In 2009, Prime Minister Manmohan Singh phoned to ask him to head the Unique Identification Authority of India.
It’s “an endeavour that simply has no precedent,” as the U of T’s citation for Nilekani noted.
He wanted no big bureaucracy. Transferring his corporate governance to the public sector, he found partners — provincial governments, banks and other businesses.

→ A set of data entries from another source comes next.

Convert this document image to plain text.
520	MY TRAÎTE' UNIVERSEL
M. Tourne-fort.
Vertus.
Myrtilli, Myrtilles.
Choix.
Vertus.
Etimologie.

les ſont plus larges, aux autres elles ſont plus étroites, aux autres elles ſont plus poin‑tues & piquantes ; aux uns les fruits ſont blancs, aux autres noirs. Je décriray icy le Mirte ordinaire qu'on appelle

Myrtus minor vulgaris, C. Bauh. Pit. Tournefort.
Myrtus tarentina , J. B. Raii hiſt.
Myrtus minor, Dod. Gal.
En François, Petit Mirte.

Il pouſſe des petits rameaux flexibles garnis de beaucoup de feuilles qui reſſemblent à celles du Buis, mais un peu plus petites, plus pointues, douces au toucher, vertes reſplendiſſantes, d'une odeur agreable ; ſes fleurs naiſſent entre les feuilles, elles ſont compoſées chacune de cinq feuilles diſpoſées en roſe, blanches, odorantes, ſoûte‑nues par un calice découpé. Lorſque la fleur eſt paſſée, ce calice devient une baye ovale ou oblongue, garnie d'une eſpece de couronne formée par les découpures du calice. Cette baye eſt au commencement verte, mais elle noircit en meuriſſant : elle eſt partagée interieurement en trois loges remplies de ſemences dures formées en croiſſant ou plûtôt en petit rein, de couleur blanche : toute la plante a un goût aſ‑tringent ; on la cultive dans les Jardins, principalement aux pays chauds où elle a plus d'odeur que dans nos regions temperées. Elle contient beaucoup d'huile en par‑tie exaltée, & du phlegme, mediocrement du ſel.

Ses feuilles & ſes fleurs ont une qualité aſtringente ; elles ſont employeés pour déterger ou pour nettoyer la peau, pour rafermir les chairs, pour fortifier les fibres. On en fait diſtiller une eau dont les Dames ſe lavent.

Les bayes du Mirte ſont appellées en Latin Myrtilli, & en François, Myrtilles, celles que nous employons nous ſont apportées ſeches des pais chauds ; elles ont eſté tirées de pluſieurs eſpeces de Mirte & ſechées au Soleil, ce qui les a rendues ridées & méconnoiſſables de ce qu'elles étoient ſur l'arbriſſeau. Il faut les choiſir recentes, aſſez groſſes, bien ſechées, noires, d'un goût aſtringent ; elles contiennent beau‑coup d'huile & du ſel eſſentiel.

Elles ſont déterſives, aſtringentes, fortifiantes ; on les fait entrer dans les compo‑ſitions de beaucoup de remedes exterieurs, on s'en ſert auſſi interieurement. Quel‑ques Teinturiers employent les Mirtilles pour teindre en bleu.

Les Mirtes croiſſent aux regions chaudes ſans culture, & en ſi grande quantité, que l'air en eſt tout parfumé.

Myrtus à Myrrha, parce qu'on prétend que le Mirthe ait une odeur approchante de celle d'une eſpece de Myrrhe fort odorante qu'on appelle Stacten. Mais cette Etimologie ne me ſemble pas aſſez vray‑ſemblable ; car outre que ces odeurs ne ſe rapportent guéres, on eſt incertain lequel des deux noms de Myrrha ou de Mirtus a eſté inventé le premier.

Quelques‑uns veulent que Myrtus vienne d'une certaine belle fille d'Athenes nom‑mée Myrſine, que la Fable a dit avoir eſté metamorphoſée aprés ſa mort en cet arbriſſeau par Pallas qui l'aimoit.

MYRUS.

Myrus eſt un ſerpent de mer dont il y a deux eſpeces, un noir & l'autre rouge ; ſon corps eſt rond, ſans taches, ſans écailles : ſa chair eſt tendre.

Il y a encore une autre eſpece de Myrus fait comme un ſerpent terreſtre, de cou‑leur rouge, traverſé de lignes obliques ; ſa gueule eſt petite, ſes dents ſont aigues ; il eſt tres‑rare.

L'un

He hired private operators to do the enumeration for $1 per person.
The name, date of birth, address and gender of every man, woman and child is being recorded, along with fingerprints and an iris scan — at the rate of one million people a day.
The federal government will maintain that basic data and let others build their apps on top. People would access products or services online. If they don’t have a computer, which most don’t, they would have vouchers downloaded to their mobile phones (of which eight million new ones are being sold every month).
“It’s a real game-changer,” Nilekani told an admiring audience of about 300 Monday night, hosted by the Rotman School and the MaRS Discovery District. “For the people on the margins, this new ID is the key that’ll open many doors.”
In the Q and A that followed, someone told Nilekani that Canada should have had him do our gun registry.